La mirada modifica

Ante una sociedad partida y expectante, Macri habló. Desechó visiones timoratas y buena onda para decir lo que encontró. Y hasta remató con un ‘No sigo más para no aburrirlos’ o algo así. Una mojada de oreja a los peronistas, inimaginable meses atrás en el país de Cristina.

Los analistas y los argentinos en general no entendemos la magnitud de este cambio. Ni su imprevisibilidad, debido a lo único que es. No por bueno, vamos. Es único porque jamás un gobierno populista contemporáneo perdió en elecciones limpias y es sucedido por un gobierno opuesto (liberal, pragmático, derechista si quieren). Todo ahora es una aventura de final incierto.
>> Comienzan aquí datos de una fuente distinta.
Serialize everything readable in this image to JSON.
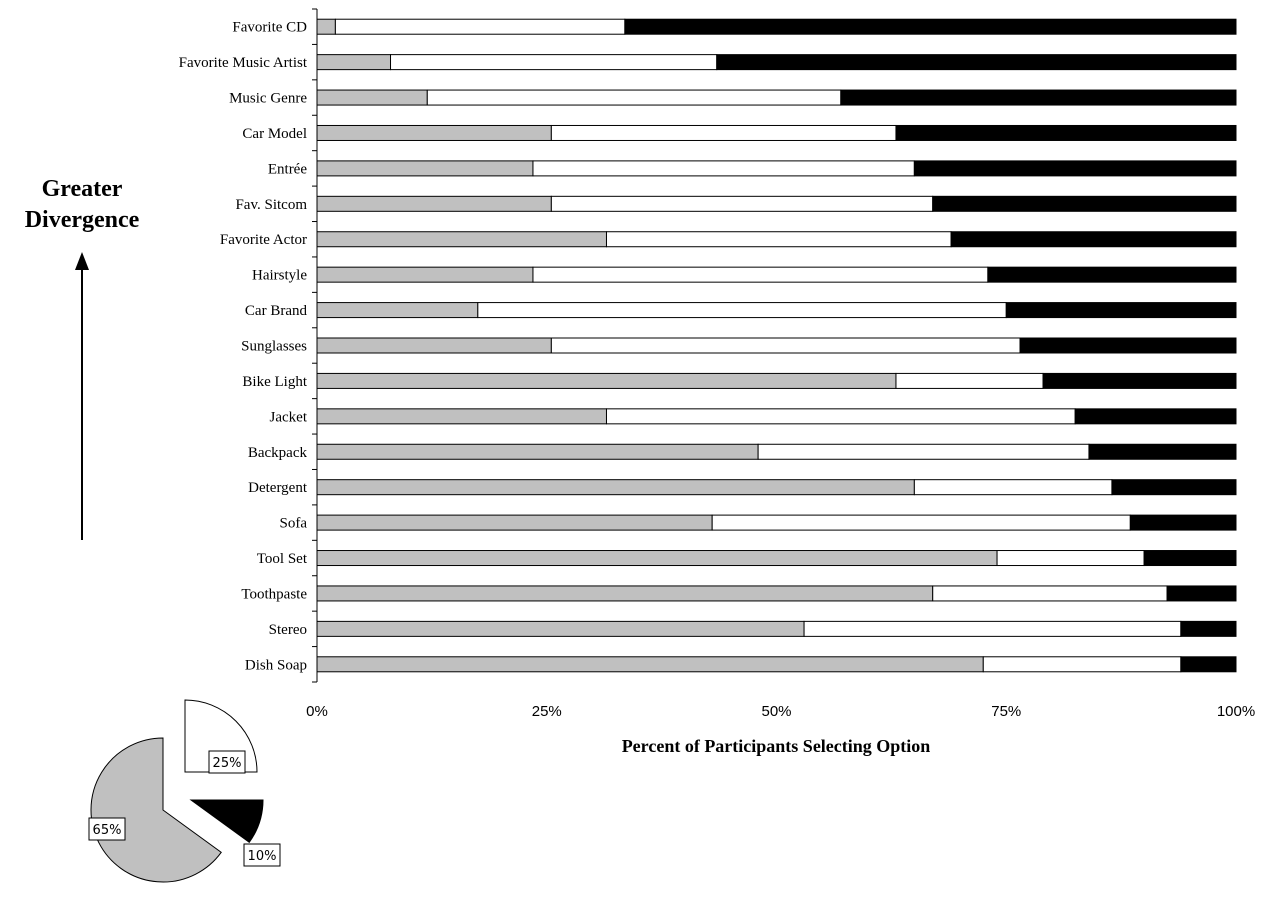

Viendo con cierta conciencia a Occidente, puedo justificar mi párrafo anterior. Digamos que hay cuatro estadíos de la época política actual: sociedades de populismo incipiente (Estados Unidos, Japón); de populismo creciente (casi toda Europa, principalmente España donde está luchando por acceder al poder vía Podemos); de populismo gobernante (casi toda Latinoamérica, sobre todo es notorio en Venezuela, Ecuador y Bolivia) y de post populismo (Argentina únicamente).
Pueden superponerse a otras situaciones. Por ejemplo, en España, Ciudadanos puede instalar una cosa superadora al esquema populista, distinta totalmente.
En Estados Unidos, por sus características, puede pasar de incipiente a gobernante en un instante (vía Sanders o Trump). Y además el esquema está muy morigerado porque su institucionalidad es a prueba de todo. Creo.

Que personajes!

En fin. Volviendo a Argentina. Es muy importante entender que Argentina, al menos políticamente, está adelantada al mundo occidental, y debe ejercer este liderazgo denunciando a quienes pretenden oscurecer al mundo con recetas probadamente fracasadas. En esta bolsa entran Trump, Pablo Iglesias, Farage, Le Pen, Morales, Maduro y los kirchneristas. En el Congreso, claro está, sólo estaban los últimos, enojados por ser destapados sin miramientos frente a un país entero. Y han mostrado qué hará el populismo mundial cuando pierdan elecciones: entorpecer, gritar, burlar, cagarse en la voluntad de un pueblo cansado que los rechazó. Y Macri ha mostrado cómo contestarles: ‘respeten la voluntad popular’. Porque, sorpresa: todo pasó y pasa porque lo votamos. Lo lamento si no agrada.

Mientras tanto, en la República de China (Taiwán), la elección aplastante de Tsai Ing Wen ha desatado una polvareda en su vecina República Popular China (la comunista, potencia mundial etc-). Dos dudas, terribles, resurgen, por primera vez en ocho años: ¿soportarán a una mujer liberal y pro-independencia así nomás? ¿Ganará la diplomacia o las bombas? Es importantísimo ésto. Puede desatarse una guerra mundial allí…

Pero quedémonos en La Cámpora y Macri. Ánimo, vamos.